On lots of Internet forums there is discussion about suitable cables for home theatre. In particular, people frequently ask about HDMI 1.3 cables. The problem is, despite labels on some cables, their capabilities aren’t as clear cut as simple versions would suggest.
The wiring of all HDMI cables is identical. Different HDMI versions don’t have a different number of conductors in the cables, or different pin arrangements. The only thing that you need to pay attention to is whether the cable will carry the necessary bandwidth.
HDMI 1.3 does indeed bump up the bandwidth requirements from 165MHz to 340MHz, or 4.95Gbps to 10.2Gbps. So if you want your cable to handle everything that HDMI 1.3 or later may throw your way in the future, get a cable labelled ‘High Speed’ or ‘HDMI 1.3’.
Meanwhile, back in the real world, what does HDMI 1.3 mean in the home theatre context? There is only one thing that HDMI 1.3 added that would increase bandwidth over earlier versions for currently existing systems, and for systems likely to exist in the near future: ‘Deep Color’ support. HDMI 1.0 to 1.2a support up to 24 bit colour, HDMI 1.3 and later support 48 bit colour. Some current Blu-ray players (and the PS3) support 36 bit colour. That could add some demands to the video bandwidth required of a cable.
But if it causes problems, go into your Blu-ray player’s menu and switch off ‘Deep Color’ support. Because Blu-ray discs do not support ‘Deep Color’! (Note, the PS3 does with compatible games.) So there is no need for Deep Color with a Blu-ray player.
HDMI 1.3 adds higher resolutions, including 2,560 by 1,600 pixels. Nice, but nothing to do with home theatre. The highest bandwidth video available from a Blu-ray player is 1080p60, and that was supported way back with HDMI 1.0.
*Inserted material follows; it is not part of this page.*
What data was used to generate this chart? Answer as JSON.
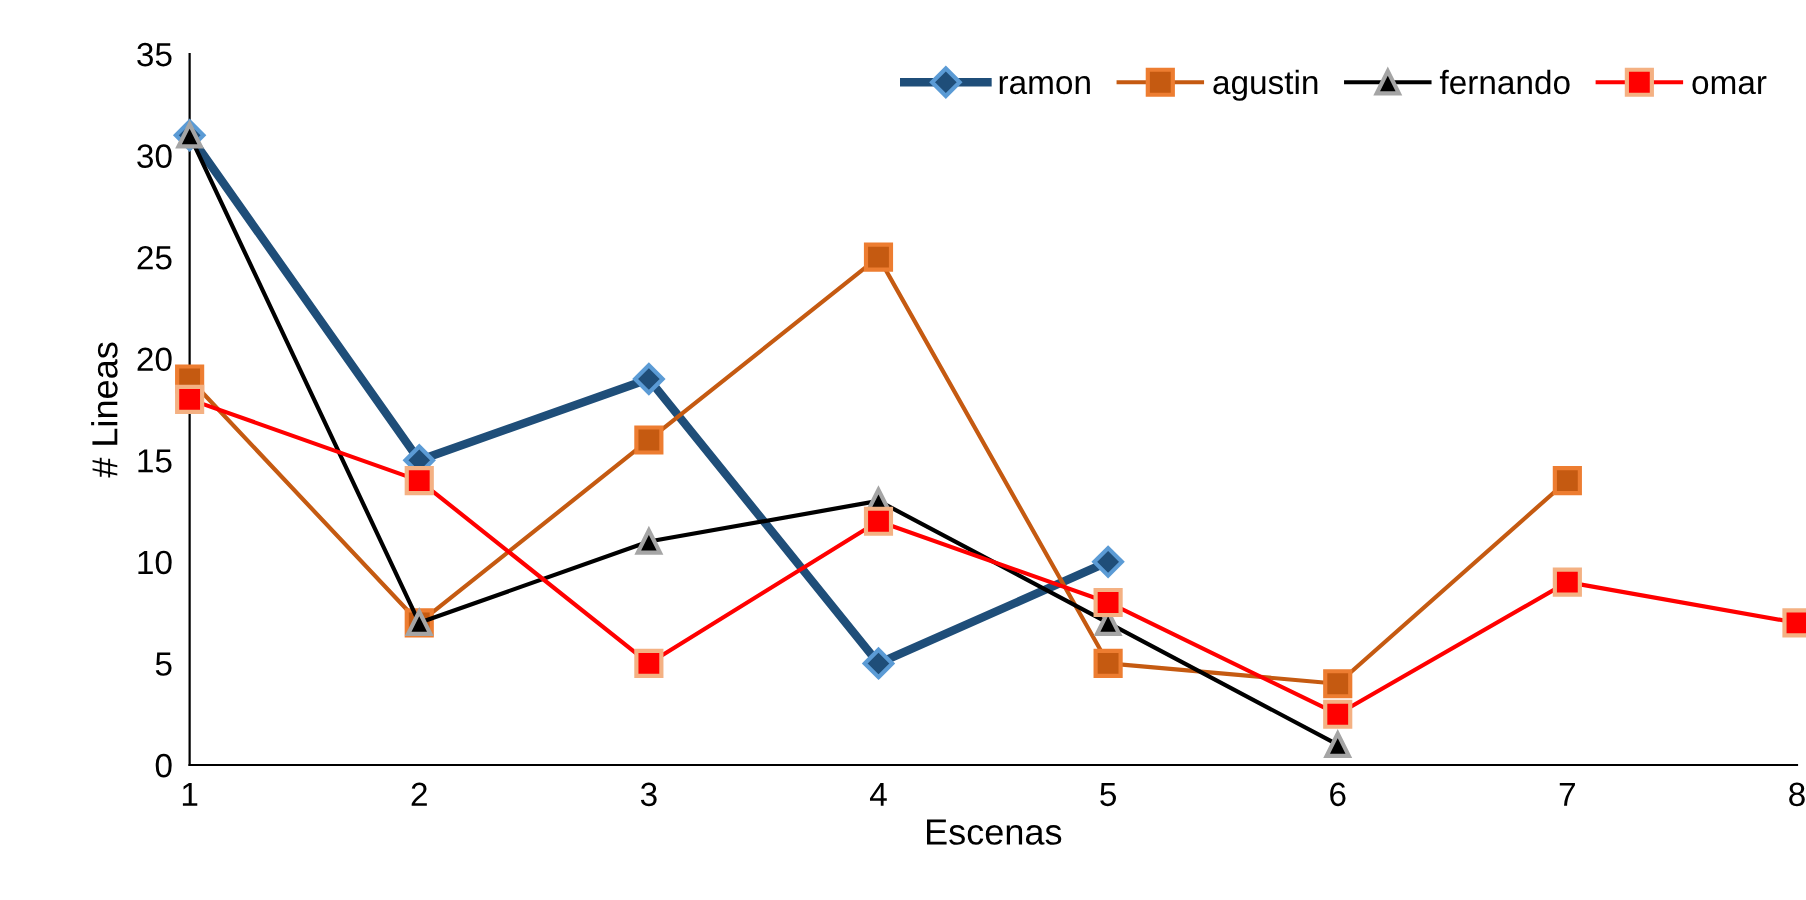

HDMI 1.3 also added bitstream support for Dolby TrueHD and DTS-HD Master Audio. Guess what: the maximum audio bandwidth for all versions of HDMI, including 1.3, remains the same. Because even HDMI 1.0 supported 8 channels of 192kHz, 24 bit LPCM. All forms of TrueHD and DTS-HD make significantly lower demands on bandwidth than that (they are compressed formats that typically require about half the dataspace of the LPCM streams that they carry). The change to allow these formats had nothing to do with bandwidth, but with the electronics at either end of the cable recognising these formats and dealing with them appropriately. Same as when DSD bitstream support was introduced in HDMI 1.2, and DVD Audio support in HDMI 1.1.
So, to summarise, if you have a cable that properly supports HDMI 1.0, it will properly support HDMI 1.3 as experienced in the real world of home theatre. Conversely, if you have one that doesn’t work with HDMI 1.3, then the cable is defective and probably won’t work with some material as transported by HDMI 1.0. The only division between the two could be if you have 36 bit colour switched on in your Blu-ray player.
As always, you should be aware of quality and brand reputation. Over two years ago I found that one of my cables wouldn’t even support the full HDMI specification. It carried 1080i video fine, but fell apart with 1080p. So choose carefully, but looking specifically for ‘HDMI 1.3’ isn’t the way to do it.